Viene esto a propósito de varias situaciones conocidas en los últimos
meses. Se trata, en concreto, de un matrimonio que se ha separado tras diez
años de convivencia, de un religioso joven que ha dejado su comunidad al poco
tiempo de la primera profesión y de un sacerdote de mediana edad que ha
decidido solicitar la “pérdida del estado clerical”, que es como se denomina
ahora al popular “colgar la sotana”. Desconozco el proceso que les ha llevado a
decisiones tan drásticas. Es posible que sean fruto de un largo discernimiento
y quizás también la consecuencia de crisis insuperables. ¿Quién puede
juzgar lo que sucede en la conciencia de las personas? Solo queda una actitud
de cercanía, comprensión y apoyo. Lo que más me ha llamado la atención no han sido tanto los hechos (a los que uno nunca acaba de acostumbrarse, por más que se repitan con cierta frecuencia), cuanto algunos comentarios que he escuchado de personas allegadas: “Lo importante es que
sean felices”. La felicidad -tan inconmensurable, por otra parte- se ha convertido
paradójicamente en el baremo moderno para medir la verdad de nuestras
decisiones.
Cuando uno contrae
matrimonio, le promete al otro cónyuge “ser
[le] fiel en la prosperidad y en la adversidad, en la salud y en la enfermedad…

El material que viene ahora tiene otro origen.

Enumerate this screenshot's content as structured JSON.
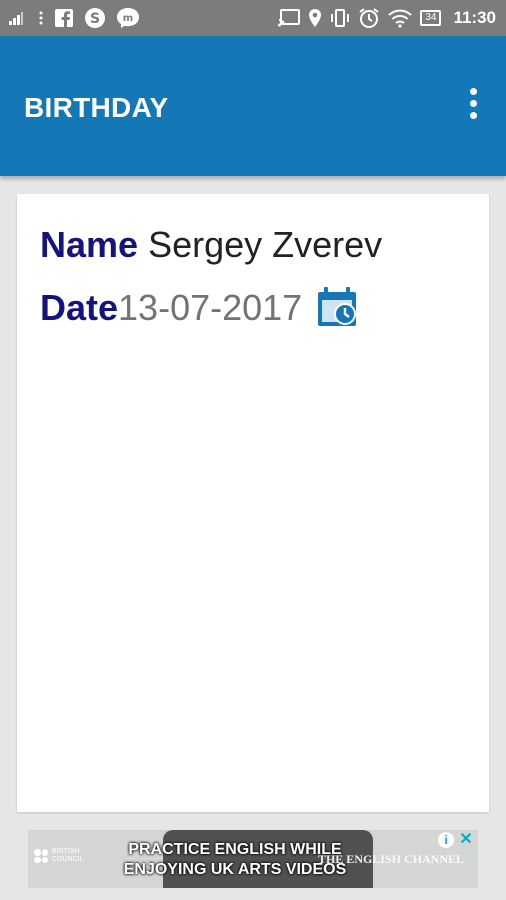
{
  "status_bar": {
    "time": "11:30",
    "battery": "34",
    "icons": [
      "signal-icon",
      "more-vert-icon",
      "facebook-icon",
      "skype-icon",
      "messenger-icon",
      "cast-icon",
      "location-icon",
      "vibrate-icon",
      "alarm-icon",
      "wifi-icon",
      "battery-icon"
    ]
  },
  "app_bar": {
    "title": "BIRTHDAY",
    "menu_icon": "more-vert-icon"
  },
  "card": {
    "name_label": "Name",
    "name_value": "Sergey Zverev",
    "date_label": "Date",
    "date_value": "13-07-2017",
    "date_icon": "calendar-clock-icon"
  },
  "ad": {
    "brand": "BRITISH COUNCIL",
    "line1": "PRACTICE ENGLISH WHILE",
    "line2": "ENJOYING UK ARTS VIDEOS",
    "channel": "THE ENGLISH CHANNEL",
    "info_icon": "info-icon",
    "close_icon": "close-icon"
  },
  "colors": {
    "status_bar": "#7c7c7c",
    "app_bar": "#1378b5",
    "label": "#15147e",
    "date_text": "#737373",
    "background": "#e6e6e6"
  }
}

todos los días de la vida”. Y lo mismo sucede cuando uno hace la profesión como
religioso o recibe la ordenación sacerdotal: promete ser fiel a los compromisos
adquiridos ante Dios. La fidelidad es, en
condiciones normales, el camino hacia la felicidad. De hecho, son numerosos
los novios que, a la hora de pronunciar la fórmula que acompaña la entrega de
los anillos, se hacen un lío entre dos palabras fonéticamente semejantes:
fidelidad y felicidad. Ambas constan de cuatro sílabas y comparten siete letras
de las nueve que las forman. La primera, con todo, resulta más difícil de pronunciar,
quizás porque es menos usada. Hace años, era tal el acento puesto sobre la
fidelidad que uno estaba dispuesto a ser infeliz con tal de ser fiel. La
sociedad le presionaba para ello. Hoy sucede lo contrario: uno prefiere ser infiel con tal de ser feliz. ¿O las cosas no son tan simples como parecen? ¿Es lo mismo fidelidad que permanencia? ¿Tiene sentido una fidelidad sin alegría? Fidelidad, ¿a qué o a quién? ¿No es la máxima expresión de fidelidad el respeto a la propia conciencia? Las preguntas no sobran.
El concepto de felicidad
es sumamente esquivo. El DRAE define la felicidad como “estado de grata satisfacción espiritual y física”. Si nos
internamos en el campo filosófico o psicológico, aumentan las perspectivas. Más
allá de los matices, es claro que la felicidad no equivale, sin más, a la
gratificación de todos nuestros deseos. Más aún: a veces, para ser feliz uno
debe preterir o frustrar algunos deseos en aras de ideales superiores. Todos vivimos
esto a diario. Por ejemplo, para experimentar la felicidad de aprobar un examen, necesito,
por lo general, renunciar a algunas satisfacciones legítimas y dedicar tiempo
al estudio. El hecho de conseguir el objetivo hace que estas renuncias no se
conviertan en frustraciones sino en momentos necesarios del proceso. Los
ejemplos podrían multiplicarse. La vida se basa en esta dinámica. Pero, ¿qué
sucede cuando introducimos el concepto de fidelidad a la palabra dada o, en el
caso de los creyentes, de fidelidad a Dios? Las cosas se complican un tanto. Tal
vez un sencillo silogismo pueda arrojar un poco de luz. En algún caso, en el que
me tocó acompañar a sacerdotes que decidieron dejar su ministerio, se produjo
un curioso -aunque no muy elaborado- razonamiento. Se partía de una premisa que
todo el mundo acepta hoy como incuestionable: “Dios quiere que seamos felices”.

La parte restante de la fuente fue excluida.